Informiert nun der Krankenversicherungsträger den/die AN über die Berichtigung der Beitragsgrundlagen, so könnte man diese Daten (nur) als Daten des/der AN in ihrer Rolle als Betroffene qualifizieren. Lässt man dabei den weiteren Bezug85 dieser Daten zum/zur AG außer Betracht, so handelt es sich dabei in der Terminologie des DSG weder um ein Übermitteln von Daten iSd § 4 Z 12 DSG („Weitergabe ... an andere Empfänger als den Betroffenen“) noch um eine Überlassung von Daten iSd § 4 Z 11 DSG („Weitergabe ... zwischen Auftraggeber und Dienstleister“).
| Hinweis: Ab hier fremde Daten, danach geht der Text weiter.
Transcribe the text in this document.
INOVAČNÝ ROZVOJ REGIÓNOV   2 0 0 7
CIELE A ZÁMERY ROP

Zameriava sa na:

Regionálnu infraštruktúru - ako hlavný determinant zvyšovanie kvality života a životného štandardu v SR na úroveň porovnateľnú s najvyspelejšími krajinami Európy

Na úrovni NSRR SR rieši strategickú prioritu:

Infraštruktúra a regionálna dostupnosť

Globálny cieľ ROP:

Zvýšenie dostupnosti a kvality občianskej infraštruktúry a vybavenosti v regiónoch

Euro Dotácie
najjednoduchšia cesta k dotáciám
Damit wären auf diesen Informationsfluss vom/von der Auftraggeber/in an den/die Betroffene/n weder die Bestimmungen über die Zulässigkeit einer Datenübermittlung noch einer Datenüberlassung anwendbar. Als Konsequenz daraus würden allfällige Geheimhaltungsinteressen von Mit-Betroffenen (hier des/der AG) gänzlich außer Betracht bleiben.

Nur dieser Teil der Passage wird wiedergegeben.